How do you cut your Pizza?🍕

*This lesson is based on an activity I tried out in my Intermediate Mathematics course at uOttawa.

Slightly adapting it and integrating some technology in the process, I introduced it to my MFM2P students during practicum via Pear Deck, an interactive presentation tool, here. It was my choice of tech for this lesson because it had all the features I needed to set-up the activity with the students and collaboratively showcase our understanding of the actual task before working on it smaller groups. With features such as adding images, text/number responses, drawing/sketching, and the anonymous grid display of answers, I was able to breakdown the activity and gather that diagnostic assessment all through whole-group discussions based on student responses.

First, I displayed this image:mfm2p_pizza_problemThen asked:pizza-problem

We focused our discussion on,”Not equal slices” and “The way it’s cut.”  Both pizzas used only 3-straight cuts, but the one on the left gave us 6 pieces, and the one on the right gave us 7. Why would you cut it differently? My idea here was to provide some meaning as to why we’re about to cut our pizza in such a way …perhaps it depends on whether we’re interested in producing equal size pieces vs. maximum number of pieces.

Next, we introduced 4-straight cuts. Using Pear Deck’s student response and answer display features, we estimated the maximum number of pieces possible, showcased all responses, and consolidated by having a student volunteer to come-up to the board to present his answer —11 pieces.
In my opinion, I found Pear Deck to be extremely complementary to the introduction of this activity before breaking it down to working in groups via hands-on:

  1. It allowed for students’ initial engagement with the task to be on an individual level, yet in a collaborative environment where they can see each other’s anonymous responses and formulate whole-class discussions around their understanding.
  2. In a sense, it also allowed for differentiation because it created a safe learning space for students to engage with the task—even if unsure of their response—followed by the opportunity to self-assess/reflect by gathering feedback from peer responses and class discussions.
  3. Provided for better time-management through the collective presentation of student responses as opposed to directly introducing it through hands-on experimentation and travelling from group to group to gather diagnostic assessment.

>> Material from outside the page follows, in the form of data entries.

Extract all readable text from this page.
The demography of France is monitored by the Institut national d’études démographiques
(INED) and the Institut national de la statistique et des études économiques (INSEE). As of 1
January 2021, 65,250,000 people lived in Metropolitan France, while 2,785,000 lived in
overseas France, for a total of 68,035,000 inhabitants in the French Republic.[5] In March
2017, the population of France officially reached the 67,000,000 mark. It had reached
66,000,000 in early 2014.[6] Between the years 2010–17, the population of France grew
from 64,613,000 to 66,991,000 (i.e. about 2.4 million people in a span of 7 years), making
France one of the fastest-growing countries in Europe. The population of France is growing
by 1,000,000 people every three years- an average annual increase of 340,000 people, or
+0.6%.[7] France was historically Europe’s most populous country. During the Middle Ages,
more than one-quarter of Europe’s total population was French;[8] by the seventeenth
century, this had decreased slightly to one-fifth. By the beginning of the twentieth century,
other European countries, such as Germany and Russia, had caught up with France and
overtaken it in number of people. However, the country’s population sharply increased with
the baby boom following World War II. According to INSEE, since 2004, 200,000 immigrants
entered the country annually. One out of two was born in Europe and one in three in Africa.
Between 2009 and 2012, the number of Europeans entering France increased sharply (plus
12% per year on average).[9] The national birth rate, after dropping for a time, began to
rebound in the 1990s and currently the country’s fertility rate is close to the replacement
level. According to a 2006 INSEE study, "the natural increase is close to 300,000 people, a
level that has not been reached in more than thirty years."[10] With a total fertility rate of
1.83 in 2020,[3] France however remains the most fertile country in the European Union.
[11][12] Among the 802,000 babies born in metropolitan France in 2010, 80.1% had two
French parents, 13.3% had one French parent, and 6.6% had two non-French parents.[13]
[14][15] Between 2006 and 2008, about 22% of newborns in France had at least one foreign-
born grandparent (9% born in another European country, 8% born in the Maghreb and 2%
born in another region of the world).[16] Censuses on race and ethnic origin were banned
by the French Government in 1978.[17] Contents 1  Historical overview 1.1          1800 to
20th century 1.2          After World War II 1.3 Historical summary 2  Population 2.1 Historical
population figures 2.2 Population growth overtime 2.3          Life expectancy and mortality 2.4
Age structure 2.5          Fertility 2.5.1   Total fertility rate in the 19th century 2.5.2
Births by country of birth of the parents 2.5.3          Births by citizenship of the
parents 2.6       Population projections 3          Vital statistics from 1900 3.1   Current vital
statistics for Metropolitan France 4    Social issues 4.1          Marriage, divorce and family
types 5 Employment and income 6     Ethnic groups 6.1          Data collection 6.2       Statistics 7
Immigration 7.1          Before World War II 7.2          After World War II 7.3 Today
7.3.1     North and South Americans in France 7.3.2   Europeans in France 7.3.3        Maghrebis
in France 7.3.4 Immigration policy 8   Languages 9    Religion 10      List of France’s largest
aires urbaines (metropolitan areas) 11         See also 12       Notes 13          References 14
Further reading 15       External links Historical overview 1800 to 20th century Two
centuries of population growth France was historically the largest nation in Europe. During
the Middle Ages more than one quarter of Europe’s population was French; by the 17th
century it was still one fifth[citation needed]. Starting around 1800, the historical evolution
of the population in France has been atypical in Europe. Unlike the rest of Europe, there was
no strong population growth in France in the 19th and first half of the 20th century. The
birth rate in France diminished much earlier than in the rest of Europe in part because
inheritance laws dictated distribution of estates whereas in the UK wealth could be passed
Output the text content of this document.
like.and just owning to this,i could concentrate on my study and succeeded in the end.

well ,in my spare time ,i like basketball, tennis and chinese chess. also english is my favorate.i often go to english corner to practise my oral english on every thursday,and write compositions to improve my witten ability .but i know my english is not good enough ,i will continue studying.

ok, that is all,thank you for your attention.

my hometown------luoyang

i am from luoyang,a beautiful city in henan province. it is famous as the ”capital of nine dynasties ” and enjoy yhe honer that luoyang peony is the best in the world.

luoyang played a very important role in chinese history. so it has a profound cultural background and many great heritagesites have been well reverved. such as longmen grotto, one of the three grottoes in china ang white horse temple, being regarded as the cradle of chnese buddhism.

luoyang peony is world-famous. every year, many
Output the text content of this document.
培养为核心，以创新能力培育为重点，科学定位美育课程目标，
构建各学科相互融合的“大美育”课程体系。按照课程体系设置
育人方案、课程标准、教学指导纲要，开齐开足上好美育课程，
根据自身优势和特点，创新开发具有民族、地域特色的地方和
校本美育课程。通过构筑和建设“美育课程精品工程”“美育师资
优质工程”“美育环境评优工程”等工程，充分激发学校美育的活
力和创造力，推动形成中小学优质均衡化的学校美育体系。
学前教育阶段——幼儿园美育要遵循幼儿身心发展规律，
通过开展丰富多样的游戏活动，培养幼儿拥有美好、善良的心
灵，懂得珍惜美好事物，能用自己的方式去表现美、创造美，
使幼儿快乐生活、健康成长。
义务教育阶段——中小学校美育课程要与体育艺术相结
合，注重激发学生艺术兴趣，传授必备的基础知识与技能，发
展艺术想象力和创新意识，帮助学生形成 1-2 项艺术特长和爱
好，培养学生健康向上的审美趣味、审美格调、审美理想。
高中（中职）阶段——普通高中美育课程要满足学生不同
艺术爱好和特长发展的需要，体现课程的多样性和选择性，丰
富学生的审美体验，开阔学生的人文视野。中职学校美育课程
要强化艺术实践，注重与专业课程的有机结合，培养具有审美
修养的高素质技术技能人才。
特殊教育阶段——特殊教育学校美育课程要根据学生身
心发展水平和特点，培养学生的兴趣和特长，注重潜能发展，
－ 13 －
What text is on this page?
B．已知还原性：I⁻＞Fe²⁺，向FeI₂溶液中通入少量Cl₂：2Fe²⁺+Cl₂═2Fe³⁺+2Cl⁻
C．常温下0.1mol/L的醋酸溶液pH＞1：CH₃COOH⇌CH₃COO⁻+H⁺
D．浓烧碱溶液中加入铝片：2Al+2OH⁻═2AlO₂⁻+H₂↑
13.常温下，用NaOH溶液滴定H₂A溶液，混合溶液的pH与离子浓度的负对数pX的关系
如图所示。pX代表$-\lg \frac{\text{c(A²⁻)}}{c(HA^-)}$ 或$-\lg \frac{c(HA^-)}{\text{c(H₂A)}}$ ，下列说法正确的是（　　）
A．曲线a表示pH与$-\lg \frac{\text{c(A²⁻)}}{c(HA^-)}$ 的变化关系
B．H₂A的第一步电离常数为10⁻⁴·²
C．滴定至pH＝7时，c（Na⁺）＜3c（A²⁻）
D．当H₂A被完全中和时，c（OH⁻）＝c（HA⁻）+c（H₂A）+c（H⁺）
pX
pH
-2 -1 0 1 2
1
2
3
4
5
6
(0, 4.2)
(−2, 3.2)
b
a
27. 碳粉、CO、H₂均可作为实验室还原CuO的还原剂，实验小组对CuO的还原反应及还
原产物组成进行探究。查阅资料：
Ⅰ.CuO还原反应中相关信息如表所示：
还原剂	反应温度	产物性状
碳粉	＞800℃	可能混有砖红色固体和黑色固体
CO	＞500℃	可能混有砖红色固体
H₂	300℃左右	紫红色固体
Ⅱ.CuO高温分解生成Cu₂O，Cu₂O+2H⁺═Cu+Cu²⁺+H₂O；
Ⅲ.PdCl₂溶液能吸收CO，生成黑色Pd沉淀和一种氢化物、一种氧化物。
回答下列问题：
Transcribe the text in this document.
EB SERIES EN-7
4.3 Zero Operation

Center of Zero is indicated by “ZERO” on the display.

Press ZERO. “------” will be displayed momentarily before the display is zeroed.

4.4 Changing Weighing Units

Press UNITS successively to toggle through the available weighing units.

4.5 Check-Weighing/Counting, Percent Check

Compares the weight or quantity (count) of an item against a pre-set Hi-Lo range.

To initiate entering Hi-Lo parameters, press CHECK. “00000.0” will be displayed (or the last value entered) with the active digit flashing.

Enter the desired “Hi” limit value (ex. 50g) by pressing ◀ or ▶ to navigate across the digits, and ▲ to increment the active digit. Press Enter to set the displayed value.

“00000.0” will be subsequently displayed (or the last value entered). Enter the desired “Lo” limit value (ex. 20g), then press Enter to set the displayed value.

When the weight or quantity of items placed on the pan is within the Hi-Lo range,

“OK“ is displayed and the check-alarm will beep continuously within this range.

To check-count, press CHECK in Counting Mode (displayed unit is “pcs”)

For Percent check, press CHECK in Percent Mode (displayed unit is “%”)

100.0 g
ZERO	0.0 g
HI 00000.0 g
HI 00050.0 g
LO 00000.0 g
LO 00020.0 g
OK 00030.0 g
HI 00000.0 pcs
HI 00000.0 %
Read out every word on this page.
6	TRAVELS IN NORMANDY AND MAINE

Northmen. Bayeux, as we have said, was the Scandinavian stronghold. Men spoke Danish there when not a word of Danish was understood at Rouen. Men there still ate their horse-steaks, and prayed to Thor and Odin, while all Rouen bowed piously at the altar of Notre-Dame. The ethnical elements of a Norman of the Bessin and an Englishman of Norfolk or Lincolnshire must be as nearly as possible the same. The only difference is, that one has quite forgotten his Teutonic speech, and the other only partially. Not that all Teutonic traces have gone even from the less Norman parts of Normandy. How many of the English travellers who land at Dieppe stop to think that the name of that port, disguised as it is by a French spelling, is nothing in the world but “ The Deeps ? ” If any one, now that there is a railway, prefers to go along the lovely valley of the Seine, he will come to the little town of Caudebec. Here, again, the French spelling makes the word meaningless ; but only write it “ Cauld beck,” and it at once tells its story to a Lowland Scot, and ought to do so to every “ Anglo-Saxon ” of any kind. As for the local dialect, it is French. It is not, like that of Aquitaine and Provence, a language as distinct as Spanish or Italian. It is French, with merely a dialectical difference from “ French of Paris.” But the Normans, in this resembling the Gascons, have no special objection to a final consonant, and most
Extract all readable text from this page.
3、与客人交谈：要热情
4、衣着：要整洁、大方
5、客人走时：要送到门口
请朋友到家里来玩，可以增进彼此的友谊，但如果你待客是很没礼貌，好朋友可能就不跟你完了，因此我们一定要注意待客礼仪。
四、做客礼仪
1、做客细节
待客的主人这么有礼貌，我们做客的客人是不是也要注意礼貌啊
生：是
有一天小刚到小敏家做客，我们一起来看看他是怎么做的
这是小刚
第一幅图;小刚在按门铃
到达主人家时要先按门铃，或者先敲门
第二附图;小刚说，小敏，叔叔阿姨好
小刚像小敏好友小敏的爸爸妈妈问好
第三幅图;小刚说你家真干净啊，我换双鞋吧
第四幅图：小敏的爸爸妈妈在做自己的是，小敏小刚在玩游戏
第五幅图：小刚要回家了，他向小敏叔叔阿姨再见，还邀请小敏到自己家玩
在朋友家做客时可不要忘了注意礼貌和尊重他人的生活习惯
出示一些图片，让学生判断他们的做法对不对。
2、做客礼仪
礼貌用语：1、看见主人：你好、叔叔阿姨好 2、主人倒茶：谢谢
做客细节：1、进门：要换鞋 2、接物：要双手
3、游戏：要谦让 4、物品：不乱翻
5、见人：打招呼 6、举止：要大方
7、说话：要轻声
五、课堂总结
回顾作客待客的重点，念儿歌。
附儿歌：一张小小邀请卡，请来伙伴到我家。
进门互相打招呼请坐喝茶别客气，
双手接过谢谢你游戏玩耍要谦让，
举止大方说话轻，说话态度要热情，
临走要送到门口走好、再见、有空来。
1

The hands-on portion for this activity was introduced through the main challenge, which was now to find the maximum number of pieces possible using 20-straight cuts. Again, we estimated some numbers together, then they worked on it in random groups of two using the materials provided. Some students took to it and wanted to sketch it out on their boards, even though it wasn’t an easy sketch to draw —kind of left me wondering if this request was a reflection on their preference and level of comfort in working on Vertical Non-Permanent Surfaces (VNPS).


With each answer they came up with for maximum number of pieces, there was still room to find more. Only one group started collecting their data using a table of values, and so we directed our discussion towards this idea and discussed a possible next step —noticing a pattern in the data collected. Once we identified the constant second difference and the quadratic relation, Desmos Graphing Calculator  was the math tool of choice to finally help us solve this question —211 pieces!


Overall, the students seemed really interested and engaged in the task, however, I think I could have definitely consolidated it better. I dedicated a bit more time than needed before stepping in to provide some support during productive struggle and thus had less time than originally planned to spend on interpreting the actual graph we produced. My plan was to use Pear Deck’s drawing features to collectively gather and discuss student responses by labelling some points on the graph together.
Looking back on it now, however, I think a better choice would have been to design the graphing and answering portion of this lesson using Desmos Activity Builder and possibly introducing it as a consolidation activity for the following day. Not rushing consolidation is just as important as providing the necessary time for productive struggle.

My preference in using Pear Deck was mainly for what it’s actually designed for —an interactive presentation for my activity; however, when it comes to solving and graphing, Desmos is the right tool for that task. I need to see precise responses for better assessment and feedback, while allowing students the ease in answering —given the different features offered by Desmos as the interface design is math directed.